The number of users has grown rapidly, and the number of visits has doubled in a short period of time. Due to the good early capacity planning, the hardware resources can support it, but there is a big problem in the software system: 40% of the requests will return HTTP 500: Internal Server Error
Problem Description
The number of users has grown rapidly, and the number of visits has doubled in a short period of time. Due to the good early capacity planning, the hardware resources can support it, but the software system A big problem has arisen:
40% of requests will return HTTP 500: Internal Server Error
By looking at the log, I found that the error was in the connection processing of PHP <-> Redis
Debugging Handling
The first time
The root cause was not found at the beginning, so we could only try various error-related methods, such as:
Add PHP connection number, and increase the timeout from 500ms to 2.5s
Disable default_socket_timeout in PHP settings
Disable SYN cookies in the host system
Check the number of file descriptors in Redis and Webservers
Increase the host System mbuffer
Adjust the number of TCP backlog
......
Tried many methods, but all ineffective
Second time
I want to pre-install I tried to reproduce this problem in the release environment.
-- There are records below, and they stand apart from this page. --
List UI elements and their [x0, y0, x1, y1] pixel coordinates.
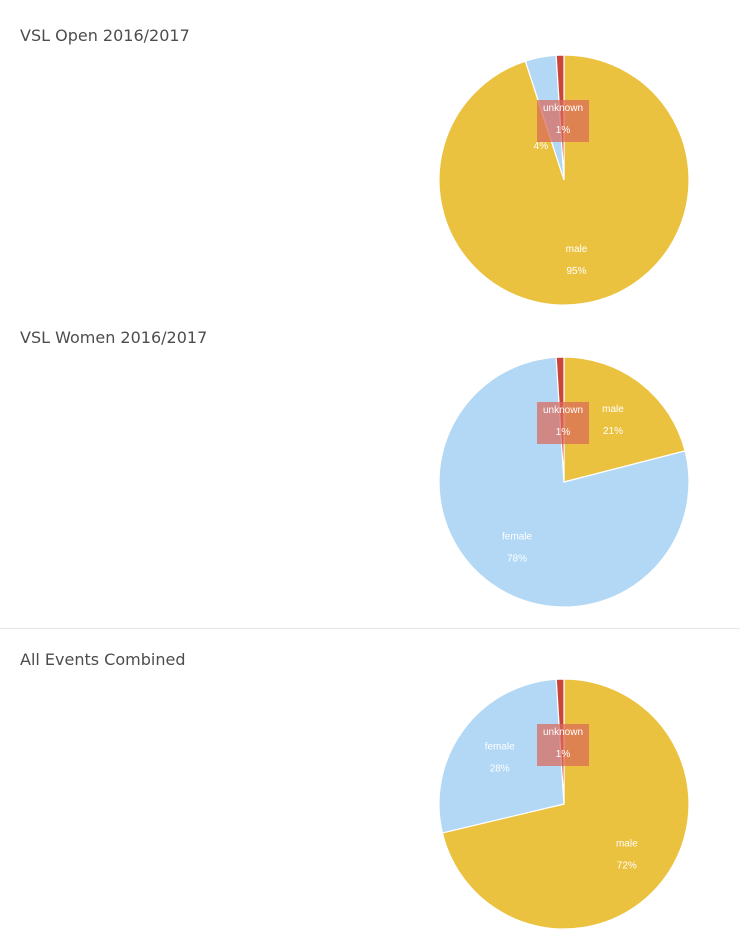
pie-chart-vsl-open: male 95% 4% unknown 1%	[438, 54, 690, 306]
slice-value-label: 1%	[556, 427, 571, 438]
chart-title: All Events Combined	[20, 650, 186, 669]
pie-slice-female	[438, 678, 565, 834]
slice-value-label: 1%	[556, 749, 571, 760]
pie-slice-male	[441, 678, 690, 930]
slice-label: male	[566, 244, 588, 255]
slice-label-box	[537, 724, 589, 766]
slice-label: male	[616, 839, 638, 850]
slice-label: female	[485, 741, 515, 752]
pie-chart-vsl-women: male 21% female 78% unknown 1%	[438, 356, 690, 608]
slice-value-label: 21%	[603, 426, 623, 437]
slice-label: unknown	[543, 405, 583, 416]
pie-slice-male	[563, 356, 686, 483]
slice-label-box	[537, 402, 589, 444]
pie-slice-female	[438, 356, 690, 608]
slice-value-label: 78%	[507, 554, 527, 565]
slice-value-label: 95%	[566, 266, 586, 277]
slice-value-label: 1%	[556, 125, 571, 136]
section-divider	[0, 628, 740, 629]
slice-label: unknown	[543, 727, 583, 738]
slice-label: female	[502, 532, 532, 543]
slice-label-box	[537, 100, 589, 142]
slice-value-label: 72%	[617, 861, 637, 872]
slice-label: unknown	[543, 103, 583, 114]
slice-value-label: 4%	[534, 141, 549, 152]
slice-label: male	[602, 404, 624, 415]
chart-title: VSL Women 2016/2017	[20, 328, 208, 347]
slice-value-label: 28%	[490, 763, 510, 774]
pie-chart-all-events: male 72% female 28% unknown 1%	[438, 678, 690, 930]
chart-title: VSL Open 2016/2017	[20, 26, 190, 45]
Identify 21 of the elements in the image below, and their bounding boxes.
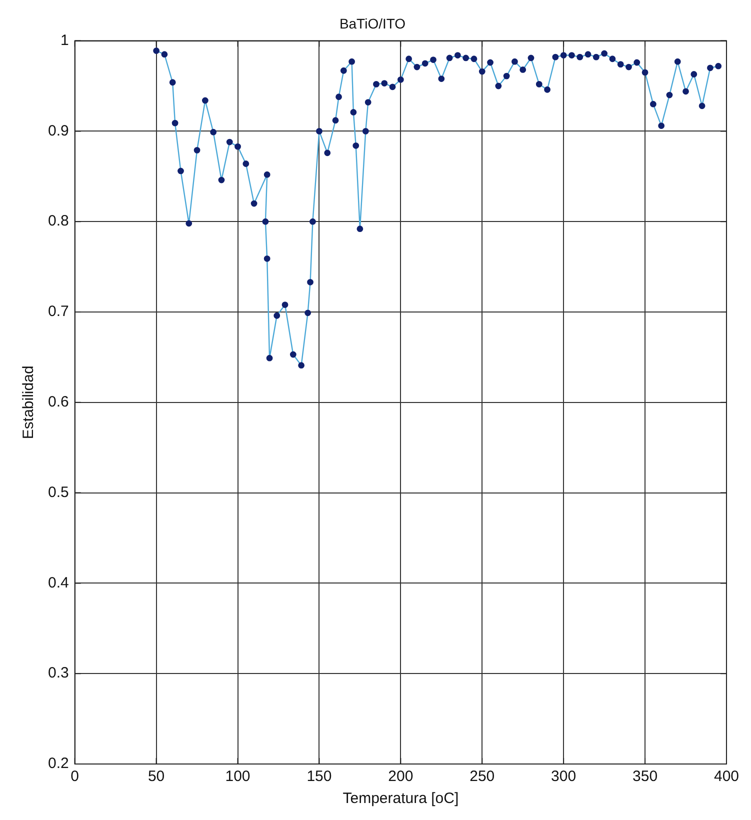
x-tick-label: 400: [714, 768, 739, 786]
x-tick-label: 350: [632, 768, 658, 786]
y-tick-label: 0.3: [48, 664, 69, 682]
x-tick-label: 50: [148, 768, 165, 786]
y-tick-label: 0.9: [48, 122, 69, 140]
chart-title: BaTiO/ITO: [339, 15, 406, 32]
y-tick-label: 1: [60, 32, 69, 49]
x-tick-label: 150: [306, 768, 332, 786]
x-tick-label: 300: [551, 768, 576, 786]
y-tick-label: 0.2: [48, 755, 69, 772]
x-tick-label: 100: [225, 768, 250, 786]
x-axis-title: Temperatura [oC]: [342, 790, 459, 808]
y-tick-label: 0.4: [48, 574, 69, 592]
y-tick-label: 0.8: [48, 212, 69, 230]
x-tick-label: 200: [388, 768, 414, 786]
y-tick-label: 0.5: [48, 484, 69, 501]
y-tick-label: 0.6: [48, 394, 69, 411]
y-axis-title: Estabilidad: [20, 366, 38, 440]
y-tick-label: 0.7: [48, 303, 69, 320]
x-tick-label: 0: [70, 768, 80, 786]
x-tick-label: 250: [470, 768, 495, 786]
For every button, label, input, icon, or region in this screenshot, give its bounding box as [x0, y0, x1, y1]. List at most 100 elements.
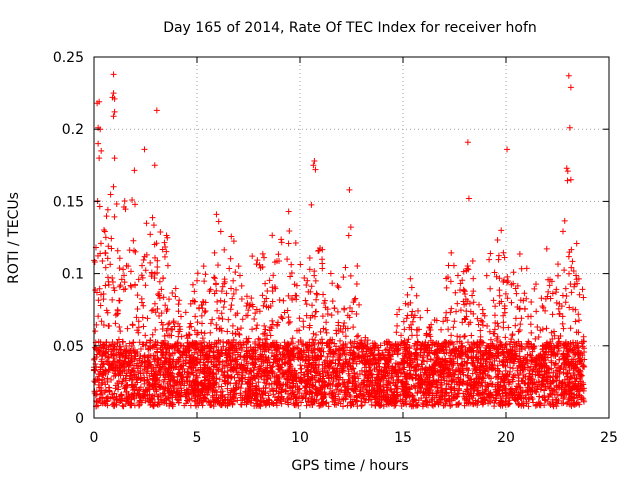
data-point — [151, 300, 158, 307]
data-point — [479, 322, 486, 329]
data-point — [480, 339, 487, 346]
data-point — [496, 287, 503, 294]
data-point — [200, 263, 207, 270]
data-point — [384, 387, 391, 394]
data-point — [347, 224, 354, 231]
data-point — [285, 401, 292, 408]
data-point — [266, 277, 273, 284]
data-point — [206, 348, 213, 355]
data-point — [228, 302, 235, 309]
data-point — [490, 297, 497, 304]
data-point — [402, 300, 409, 307]
data-point — [121, 272, 128, 279]
data-point — [514, 367, 521, 374]
data-point — [286, 318, 293, 325]
data-point — [172, 293, 179, 300]
data-point — [230, 238, 237, 245]
data-point — [324, 353, 331, 360]
data-point — [483, 272, 490, 279]
data-point — [96, 285, 103, 292]
data-point — [567, 281, 574, 288]
data-point — [514, 304, 521, 311]
data-point — [255, 335, 262, 342]
data-point — [149, 214, 156, 221]
data-point — [342, 264, 349, 271]
data-point — [201, 309, 208, 316]
data-point — [574, 394, 581, 401]
data-point — [104, 375, 111, 382]
data-point — [543, 325, 550, 332]
data-point — [248, 399, 255, 406]
data-point — [152, 254, 159, 261]
data-point — [489, 381, 496, 388]
data-point — [335, 391, 342, 398]
data-point — [262, 385, 269, 392]
data-point — [158, 310, 165, 317]
data-point — [187, 320, 194, 327]
data-point — [261, 379, 268, 386]
data-point — [227, 255, 234, 262]
data-point — [562, 285, 569, 292]
data-point — [269, 298, 276, 305]
data-point — [502, 354, 509, 361]
data-point — [169, 370, 176, 377]
data-point — [443, 380, 450, 387]
data-point — [261, 298, 268, 305]
data-point — [450, 324, 457, 331]
data-point — [112, 320, 119, 327]
data-point — [470, 288, 477, 295]
data-point — [319, 260, 326, 267]
data-point — [504, 295, 511, 302]
data-point — [154, 305, 161, 312]
data-point — [140, 323, 147, 330]
data-point — [298, 392, 305, 399]
data-point — [452, 353, 459, 360]
data-point — [335, 284, 342, 291]
data-point — [291, 281, 298, 288]
data-point — [517, 384, 524, 391]
data-point — [124, 325, 131, 332]
data-point — [257, 264, 264, 271]
data-point — [424, 307, 431, 314]
data-point — [223, 290, 230, 297]
data-point — [262, 326, 269, 333]
data-point — [156, 295, 163, 302]
data-point — [493, 273, 500, 280]
data-point — [515, 400, 522, 407]
data-point — [501, 254, 508, 261]
data-point — [126, 247, 133, 254]
data-point — [253, 306, 260, 313]
data-point — [238, 295, 245, 302]
data-point — [564, 177, 571, 184]
data-point — [479, 318, 486, 325]
data-point — [183, 332, 190, 339]
data-point — [143, 339, 150, 346]
data-point — [500, 278, 507, 285]
data-point — [98, 318, 105, 325]
data-point — [556, 338, 563, 345]
data-point — [166, 320, 173, 327]
data-point — [345, 376, 352, 383]
data-point — [392, 364, 399, 371]
data-point — [221, 246, 228, 253]
data-point — [335, 322, 342, 329]
data-point — [116, 265, 123, 272]
data-point — [417, 314, 424, 321]
data-point — [399, 365, 406, 372]
data-point — [464, 339, 471, 346]
data-point — [221, 276, 228, 283]
data-point — [244, 312, 251, 319]
data-point — [131, 167, 138, 174]
data-point — [460, 371, 467, 378]
data-point — [565, 253, 572, 260]
data-point — [453, 308, 460, 315]
data-point — [352, 295, 359, 302]
data-point — [515, 328, 522, 335]
data-point — [181, 368, 188, 375]
data-point — [475, 321, 482, 328]
data-point — [97, 291, 104, 298]
data-point — [201, 394, 208, 401]
data-point — [120, 204, 127, 211]
data-point — [487, 285, 494, 292]
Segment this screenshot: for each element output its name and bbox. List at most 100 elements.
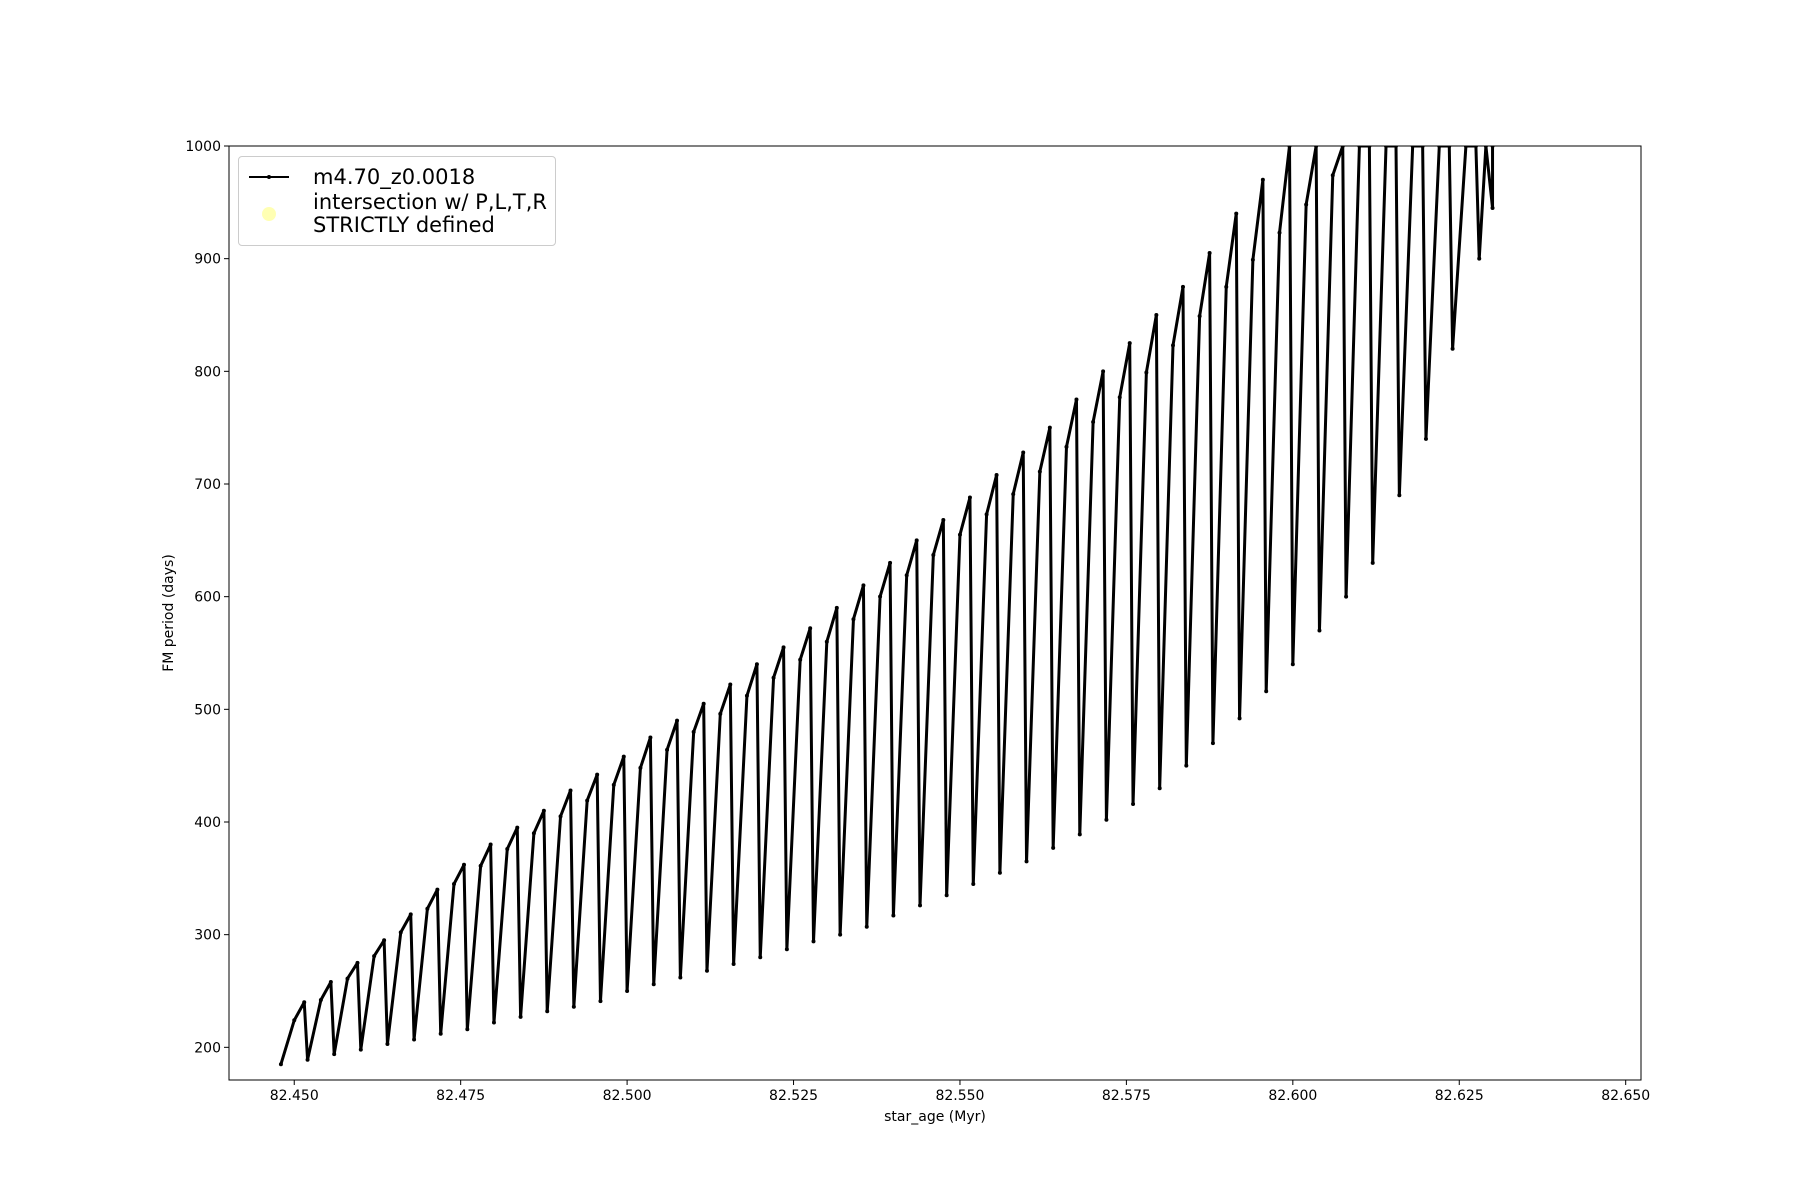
series-marker — [318, 998, 323, 1003]
series-marker — [1437, 146, 1442, 148]
series-marker — [771, 675, 776, 680]
legend-marker — [262, 207, 276, 221]
series-marker — [728, 682, 733, 687]
series-marker — [701, 701, 706, 706]
series-marker — [385, 1041, 390, 1046]
series-marker — [302, 1000, 307, 1005]
x-tick-label: 82.525 — [769, 1088, 818, 1104]
series-marker — [718, 711, 723, 716]
series-marker — [1367, 146, 1372, 148]
x-tick-label: 82.575 — [1102, 1088, 1151, 1104]
series-marker — [435, 887, 440, 892]
series-marker — [1047, 425, 1052, 430]
x-tick-label: 82.550 — [935, 1088, 984, 1104]
series-marker — [824, 639, 829, 644]
series-marker — [1051, 845, 1056, 850]
series-line — [279, 146, 1495, 1065]
series-marker — [372, 954, 377, 959]
legend-key — [262, 207, 276, 221]
series-marker — [1410, 146, 1415, 148]
series-marker — [1127, 341, 1132, 346]
series-marker — [568, 788, 573, 793]
series-marker — [781, 645, 786, 650]
y-tick-label: 400 — [194, 815, 221, 831]
series-marker — [1423, 436, 1428, 441]
y-tick-label: 600 — [194, 590, 221, 606]
series-marker — [808, 626, 813, 631]
series-marker — [515, 825, 520, 830]
legend-marker — [267, 175, 271, 179]
y-tick-label: 900 — [194, 252, 221, 268]
x-tick-label: 82.475 — [436, 1088, 485, 1104]
series-marker — [1370, 560, 1375, 565]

Unfortunately, it still failed. It should be because the traffic is not large enough to reproduce.
The third time
Could it be that Redis is not closed in the code? What about connections?
Normally speaking, PHP will automatically close the resource connection at the end of execution, but there will be memory leaks in older versions. To be on the safe side, modify the code and close the connection manually
The result is still invalid
The 4th time
Suspect target: phpredis client library
Do A/B testing, replace the predis library, and deploy it to 20% of the users in the data center
Thanks to the good code structure, the replacement work was completed quickly
But the result is still invalid, but there is also a good side, which can prove that phpredis is OK
5th time
I checked the Redis version and it was v2.6. The latest version at that time was v2.8.9
Try upgrading Redis. It still doesn’t work after the upgrade.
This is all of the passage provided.